St. Louis, Missouri: The mighty river-flanked city has again grown to be one of the most crowded civic centers in the Midwest, second only to Kurian-held Chicago, almost bursting at the bluffs when set against the mile-high vistas of the thinly populated Denver Freehold.
Except that the population is mostly nonhuman.
The Missouri River valley from St. Louis to Omaha belongs to the sentient bipeds - "Grogs" in the highly unspecific vernacular. In some of the Zones, they still serve their original purpose, acting as a military caste between the Kurian overlords and the human populace. Other Grog clans and tribes took land grants after their twelve-years service (Grog tradition holds that there are five twelve-year periods to a full life, and the Grog who makes it past his fifth age is revered indeed). The Kurians settled them as bulwarks against the few areas not under their control.
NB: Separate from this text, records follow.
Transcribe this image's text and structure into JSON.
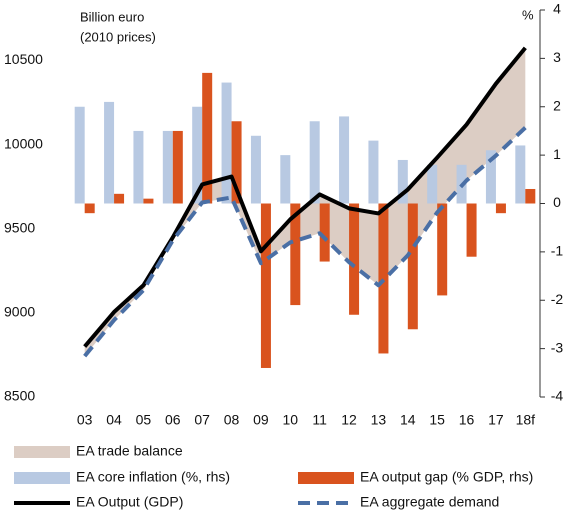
{
  "chart_data": {
    "type": "bar_line",
    "y_label": [
      "Billion euro",
      "(2010 prices)"
    ],
    "y2_label": "%",
    "categories": [
      "03",
      "04",
      "05",
      "06",
      "07",
      "08",
      "09",
      "10",
      "11",
      "12",
      "13",
      "14",
      "15",
      "16",
      "17",
      "18f"
    ],
    "ylim": [
      8500,
      10800
    ],
    "yticks": [
      8500,
      9000,
      9500,
      10000,
      10500
    ],
    "y2lim": [
      -4,
      4
    ],
    "y2ticks": [
      -4,
      -3,
      -2,
      -1,
      0,
      1,
      2,
      3,
      4
    ],
    "series": [
      {
        "name": "EA trade balance",
        "type": "area",
        "color": "#dccdc4"
      },
      {
        "name": "EA core inflation (%, rhs)",
        "type": "bar",
        "axis": "y2",
        "color": "#b8c9e2",
        "values": [
          2.0,
          2.1,
          1.5,
          1.5,
          2.0,
          2.5,
          1.4,
          1.0,
          1.7,
          1.8,
          1.3,
          0.9,
          0.8,
          0.8,
          1.1,
          1.2
        ]
      },
      {
        "name": "EA output gap (% GDP, rhs)",
        "type": "bar",
        "axis": "y2",
        "color": "#d9531e",
        "values": [
          -0.2,
          0.2,
          0.1,
          1.5,
          2.7,
          1.7,
          -3.4,
          -2.1,
          -1.2,
          -2.3,
          -3.1,
          -2.6,
          -1.9,
          -1.1,
          -0.2,
          0.3
        ]
      },
      {
        "name": "EA Output (GDP)",
        "type": "line",
        "color": "#000000",
        "dashed": false,
        "values": [
          8800,
          9005,
          9164,
          9449,
          9763,
          9810,
          9366,
          9556,
          9704,
          9621,
          9591,
          9733,
          9923,
          10119,
          10362,
          10575
        ]
      },
      {
        "name": "EA aggregate demand",
        "type": "line",
        "color": "#4a6fa5",
        "dashed": true,
        "values": [
          8743,
          8957,
          9135,
          9431,
          9656,
          9686,
          9295,
          9419,
          9473,
          9301,
          9164,
          9342,
          9597,
          9787,
          9935,
          10101
        ]
      }
    ]
  }
}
The reason the Kurians left such backwaters held by enemies or unreliable transplants is still a subject of no little debate.
Grog custom makes warfare a way of life and a path to status; theft entrepreneurship and slave-taking are the twenty-first-century version of human resource management. While the "Gray One" clans and tribes that inhabit the valley consider herding a noble and respectable duty, the dirt digging of agricultural work is left to their slaves of the human caste, not quite despised, but only rarely admitted into Grog homes on an equal basis.
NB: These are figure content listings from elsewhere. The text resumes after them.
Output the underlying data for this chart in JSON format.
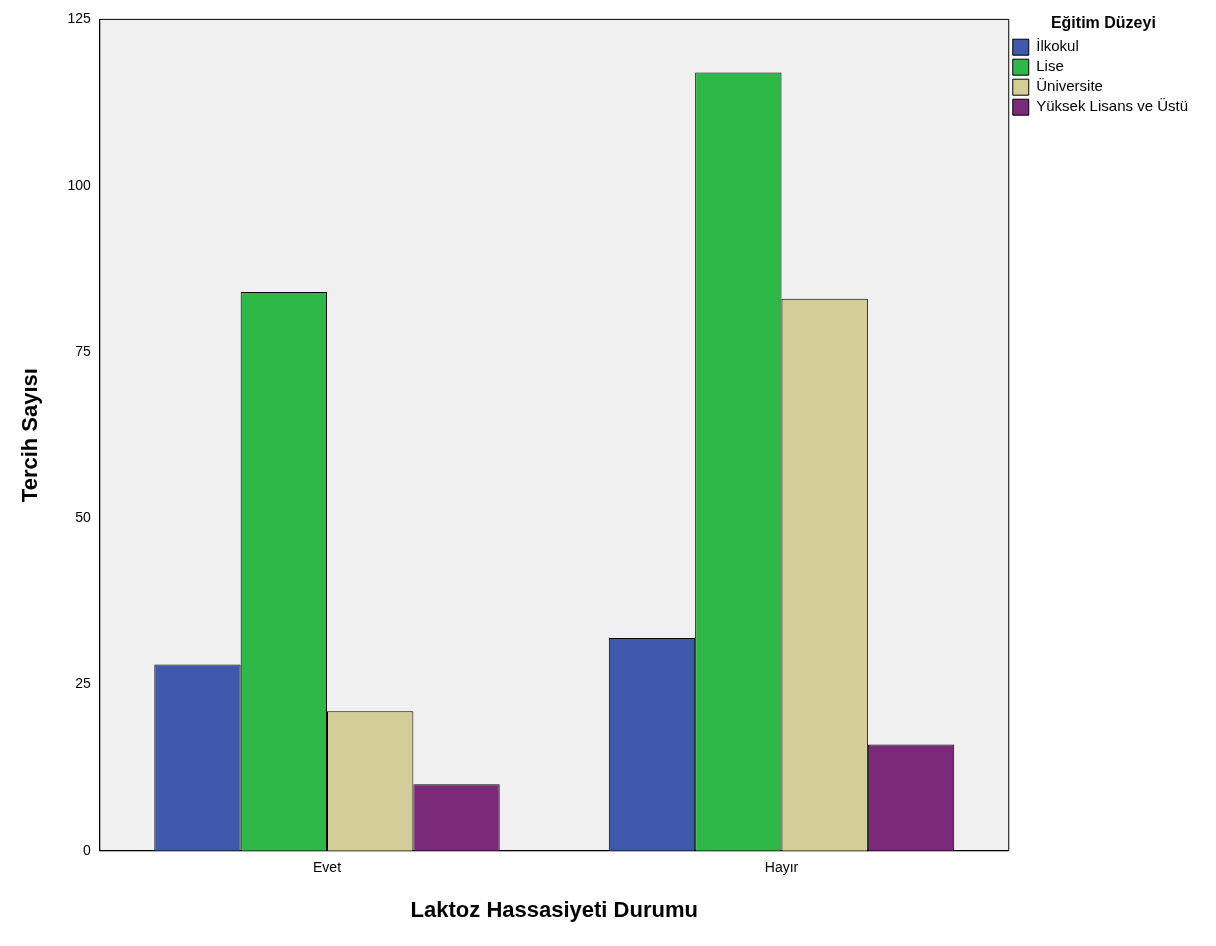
{
  "chart_data": {
    "type": "bar",
    "xlabel": "Laktoz Hassasiyeti Durumu",
    "ylabel": "Tercih Sayısı",
    "legend_title": "Eğitim Düzeyi",
    "categories": [
      "Evet",
      "Hayır"
    ],
    "series": [
      {
        "name": "İlkokul",
        "color": "#3e58ac",
        "values": [
          28,
          32
        ]
      },
      {
        "name": "Lise",
        "color": "#2eb848",
        "values": [
          84,
          117
        ]
      },
      {
        "name": "Üniversite",
        "color": "#d3ce97",
        "values": [
          21,
          83
        ]
      },
      {
        "name": "Yüksek Lisans ve Üstü",
        "color": "#7b2a7a",
        "values": [
          10,
          16
        ]
      }
    ],
    "ylim": [
      0,
      125
    ],
    "yticks": [
      0,
      25,
      50,
      75,
      100,
      125
    ],
    "grid": false,
    "legend": "top right"
  }
}
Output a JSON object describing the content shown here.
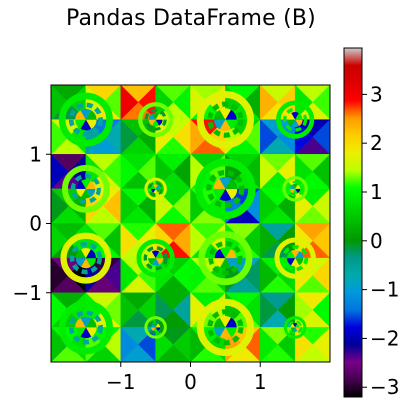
{
  "chart_data": {
    "type": "heatmap",
    "title": "Pandas DataFrame (B)",
    "xlabel": "",
    "ylabel": "",
    "xlim": [
      -2,
      2
    ],
    "ylim": [
      -2,
      2
    ],
    "x_ticks": [
      -1,
      0,
      1
    ],
    "x_tick_labels": [
      "−1",
      "0",
      "1"
    ],
    "y_ticks": [
      -1,
      0,
      1
    ],
    "y_tick_labels": [
      "−1",
      "0",
      "1"
    ],
    "colormap": "nipy_spectral",
    "colorbar": {
      "vmin": -3.2,
      "vmax": 3.95,
      "ticks": [
        -3,
        -2,
        -1,
        0,
        1,
        2,
        3
      ],
      "tick_labels": [
        "−3",
        "−2",
        "−1",
        "0",
        "1",
        "2",
        "3"
      ]
    },
    "cells_per_row": 8,
    "cell_values": [
      [
        0.2,
        1.6,
        2.6,
        1.0,
        1.4,
        0.6,
        1.9,
        1.2
      ],
      [
        1.2,
        -1.0,
        0.2,
        1.5,
        2.4,
        1.0,
        -1.2,
        -2.0
      ],
      [
        -2.4,
        1.2,
        0.8,
        0.5,
        1.0,
        0.4,
        1.3,
        0.8
      ],
      [
        0.3,
        1.8,
        0.6,
        1.1,
        0.9,
        -1.6,
        0.6,
        1.3
      ],
      [
        0.4,
        0.8,
        1.5,
        2.4,
        1.2,
        0.9,
        -0.2,
        2.2
      ],
      [
        -3.0,
        -2.6,
        1.2,
        0.6,
        1.0,
        -0.5,
        0.7,
        1.6
      ],
      [
        0.6,
        1.3,
        0.2,
        -0.2,
        1.3,
        0.8,
        -0.4,
        1.4
      ],
      [
        0.8,
        1.0,
        -1.2,
        0.3,
        0.7,
        2.2,
        0.9,
        1.5
      ]
    ],
    "rings": [
      {
        "x": -1.5,
        "y": 1.5,
        "r": 0.34
      },
      {
        "x": -0.5,
        "y": 1.5,
        "r": 0.22
      },
      {
        "x": 0.5,
        "y": 1.5,
        "r": 0.36
      },
      {
        "x": 1.5,
        "y": 1.5,
        "r": 0.24
      },
      {
        "x": -1.5,
        "y": 0.5,
        "r": 0.3
      },
      {
        "x": -0.5,
        "y": 0.5,
        "r": 0.14
      },
      {
        "x": 0.5,
        "y": 0.5,
        "r": 0.38
      },
      {
        "x": 1.5,
        "y": 0.5,
        "r": 0.16
      },
      {
        "x": -1.5,
        "y": -0.5,
        "r": 0.32
      },
      {
        "x": -0.5,
        "y": -0.5,
        "r": 0.24
      },
      {
        "x": 0.5,
        "y": -0.5,
        "r": 0.34
      },
      {
        "x": 1.5,
        "y": -0.5,
        "r": 0.26
      },
      {
        "x": -1.5,
        "y": -1.5,
        "r": 0.34
      },
      {
        "x": -0.5,
        "y": -1.5,
        "r": 0.14
      },
      {
        "x": 0.5,
        "y": -1.5,
        "r": 0.36
      },
      {
        "x": 1.5,
        "y": -1.5,
        "r": 0.14
      }
    ]
  }
}
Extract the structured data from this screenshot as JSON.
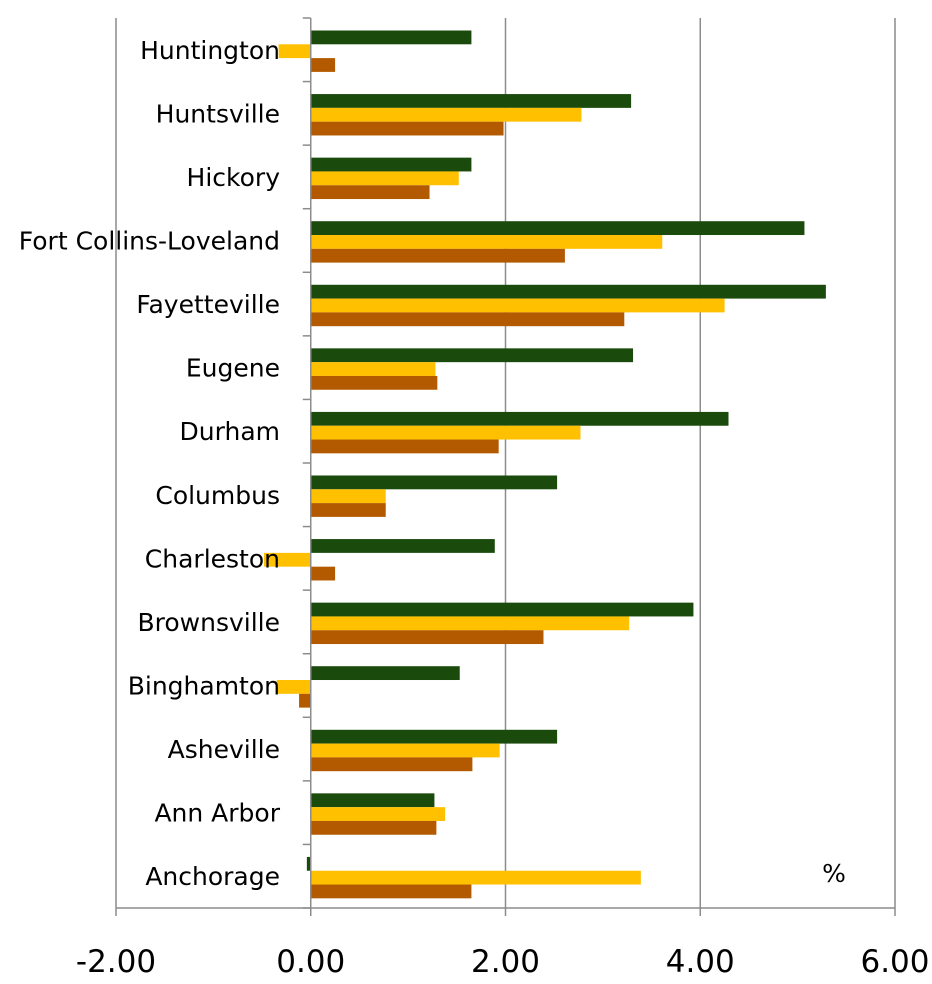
{
  "chart_data": {
    "type": "bar",
    "orientation": "horizontal",
    "categories": [
      "Huntington",
      "Huntsville",
      "Hickory",
      "Fort Collins-Loveland",
      "Fayetteville",
      "Eugene",
      "Durham",
      "Columbus",
      "Charleston",
      "Brownsville",
      "Binghamton",
      "Asheville",
      "Ann Arbor",
      "Anchorage"
    ],
    "series": [
      {
        "color": "#1a4a0c",
        "values": [
          1.65,
          3.29,
          1.65,
          5.07,
          5.29,
          3.31,
          4.29,
          2.53,
          1.89,
          3.93,
          1.53,
          2.53,
          1.27,
          -0.04
        ]
      },
      {
        "color": "#ffc000",
        "values": [
          -0.33,
          2.78,
          1.52,
          3.61,
          4.25,
          1.28,
          2.77,
          0.77,
          -0.48,
          3.27,
          -0.35,
          1.94,
          1.38,
          3.39
        ]
      },
      {
        "color": "#b35a00",
        "values": [
          0.25,
          1.98,
          1.22,
          2.61,
          3.22,
          1.3,
          1.93,
          0.77,
          0.25,
          2.39,
          -0.12,
          1.66,
          1.29,
          1.65
        ]
      }
    ],
    "x_ticks": [
      "-2.00",
      "0.00",
      "2.00",
      "4.00",
      "6.00"
    ],
    "xlim": [
      -2,
      6
    ],
    "unit_label": "%",
    "grid": true,
    "legend": "none"
  }
}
Tree humans live among the Grogs, wearing hatbands or wrist tokens that serve as proof that "foot pass" (as the term is translated) has been paid to the admitting tribe. "Looie" is a refuge from both the terror of the Reapers and the justice of the embattled United Free Republic to the south, and
humanity there has carved out niches that many would consider enviable. They perform for Grog audiences under the Oriental decor of the Fox Theatre, sweep the streets of the Hill, operate specialized workshops, breweries, and distilleries in Carondelet, or keep trading posts stocked with goods imported from both Kurian Zone and Freehold. A small cadre of experienced arms men even teaches at the old City Museum. The best of the Grog child warriors are sent there by their tribes to improve their warcraftiness and learn from others.
Churches educate, heal, and minister to both human and the rare Grog desperate enough to seek succor outside his clan, under generous land grants from tribal leaders who otherwise would have fewer men to serve them. An entire human ghetto has grown up around the Basilica of St. Louis, catering to human needs, including that of a surprisingly well-equipped hospital and small school. The orderlies drink and the students study nearby at that eternal mark of urban culture: a cafe looking out on the sugar-beet gardens of the Jefferson National Expansion Memorial.
But everyone is careful to always have afoot-pass token on display: a red wooden bracelet with copper pennies inlaid for the Headstriker Tribe, a decoupage of old postage stamps set on a wooden tongue depressor for the Sharpeyes, a battered bit of embossed black leather with white stitching for the Startold...
* * *
David Valentine stepped out of the confessional, still able to sense the anxious sweat on the priest who remained in his stuffy little booth. The cathedral, lit by candles, arched overhead like a vast cave and echoed the noises of the few who remained after evening services. Janitors were putting out the oil lamps.
"Father Dahl might need a moment", he told the three people waiting. It had been a long and busy year since he'd last knelt next to a priest. The ritual always made him feel better, thanks to its tiny, tenuous connection to his upbringing in the schoolhouse of Father Max.